De plus, le conseil régional participe à hauteur de 242 802 euros à la prise en charge des frais pédagogiques des actions de formation, et a accordé une subvention d’investissement de 98 550 euros.

Ce projet de loi ouvre, à mes yeux, des pistes intéressantes pour une nouvelle politique publique de prévention de la récidive, comme je l’avais fortement conseillé ici même lors de mon intervention du 25 avril 2013 sur la loi pénitentiaire.

Ainsi, je considère, madame la garde des sceaux, que votre projet de loi manifeste une ambition forte de lutter contre la délinquance et constitue une réforme pénale au service des citoyens.

En effet, trois grands axes orientent le dispositif : permettre au juge de prononcer une peine adaptée et juste ; créer une nouvelle peine, la contrainte pénale ; instaurer un nouveau dispositif pour éviter les sorties de prison dites « sèches », c'est-à-dire sans contrôle ni suivi.
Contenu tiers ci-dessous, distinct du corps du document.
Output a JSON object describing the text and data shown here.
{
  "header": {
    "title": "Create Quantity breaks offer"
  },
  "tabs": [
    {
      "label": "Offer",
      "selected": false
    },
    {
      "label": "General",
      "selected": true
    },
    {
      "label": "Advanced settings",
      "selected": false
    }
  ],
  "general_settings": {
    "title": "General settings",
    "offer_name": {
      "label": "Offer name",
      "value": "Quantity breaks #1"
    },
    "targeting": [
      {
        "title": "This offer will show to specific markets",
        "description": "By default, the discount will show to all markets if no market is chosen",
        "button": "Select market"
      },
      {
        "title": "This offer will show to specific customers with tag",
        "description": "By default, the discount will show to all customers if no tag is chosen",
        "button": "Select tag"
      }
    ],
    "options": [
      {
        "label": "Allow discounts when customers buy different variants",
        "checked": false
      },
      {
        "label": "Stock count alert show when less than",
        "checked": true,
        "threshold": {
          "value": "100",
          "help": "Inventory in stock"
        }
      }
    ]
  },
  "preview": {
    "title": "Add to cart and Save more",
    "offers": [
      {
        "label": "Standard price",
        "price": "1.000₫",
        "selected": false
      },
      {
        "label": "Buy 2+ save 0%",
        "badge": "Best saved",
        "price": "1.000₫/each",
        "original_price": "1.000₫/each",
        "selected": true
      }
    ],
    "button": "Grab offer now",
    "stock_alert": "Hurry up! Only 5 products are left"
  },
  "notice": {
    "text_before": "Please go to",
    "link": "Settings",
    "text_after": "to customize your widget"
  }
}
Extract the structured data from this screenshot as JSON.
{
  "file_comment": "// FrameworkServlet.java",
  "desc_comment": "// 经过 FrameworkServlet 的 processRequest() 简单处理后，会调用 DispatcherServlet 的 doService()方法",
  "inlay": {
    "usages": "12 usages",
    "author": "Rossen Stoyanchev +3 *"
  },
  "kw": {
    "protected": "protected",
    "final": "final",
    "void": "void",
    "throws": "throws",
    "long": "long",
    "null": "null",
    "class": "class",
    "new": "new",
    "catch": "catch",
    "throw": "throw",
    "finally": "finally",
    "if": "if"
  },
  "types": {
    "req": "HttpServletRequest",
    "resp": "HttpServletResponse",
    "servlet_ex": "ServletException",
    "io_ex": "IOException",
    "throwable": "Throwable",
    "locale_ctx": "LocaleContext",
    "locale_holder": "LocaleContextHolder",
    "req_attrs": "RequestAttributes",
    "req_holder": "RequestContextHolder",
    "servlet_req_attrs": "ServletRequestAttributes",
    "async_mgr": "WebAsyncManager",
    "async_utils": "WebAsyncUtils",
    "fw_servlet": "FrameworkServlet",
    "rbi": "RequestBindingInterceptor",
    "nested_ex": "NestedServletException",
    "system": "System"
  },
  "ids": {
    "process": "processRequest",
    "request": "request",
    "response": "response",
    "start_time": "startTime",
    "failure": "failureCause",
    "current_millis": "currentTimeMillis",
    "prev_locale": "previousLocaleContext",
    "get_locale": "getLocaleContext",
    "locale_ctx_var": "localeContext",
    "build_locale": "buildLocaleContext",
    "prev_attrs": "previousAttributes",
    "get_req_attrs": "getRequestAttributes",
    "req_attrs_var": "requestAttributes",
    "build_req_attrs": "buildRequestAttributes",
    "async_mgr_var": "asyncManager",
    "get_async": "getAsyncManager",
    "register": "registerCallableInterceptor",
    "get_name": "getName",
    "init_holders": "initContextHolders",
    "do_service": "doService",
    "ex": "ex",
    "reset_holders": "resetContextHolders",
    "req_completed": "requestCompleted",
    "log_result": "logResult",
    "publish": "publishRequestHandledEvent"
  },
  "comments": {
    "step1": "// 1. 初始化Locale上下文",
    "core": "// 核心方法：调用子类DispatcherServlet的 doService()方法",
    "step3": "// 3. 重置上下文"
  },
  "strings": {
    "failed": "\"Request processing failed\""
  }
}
Pour la mise en œuvre de toutes ces nouvelles dispositions normatives, des moyens pertinents sont annoncés.

En résumé, si ces dispositions témoignent d’une volonté forte du Gouvernement d’avancer sur les questions épineuses de l’incarcération et de la récidive, il n’en demeure pas moins qu’elles viennent s’inscrire dans un environnement difficile et sans concession.

Les avancées dues aux règles pénitentiaires européennes et à la loi pénitentiaire sont indéniables, mais, encore une fois, on ne peut gagner sur le terrain de la lutte contre la délinquance qu’en instaurant une union sacrée. Nous ne devons ignorer aucune solution pour avancer sur le chemin de la réussite.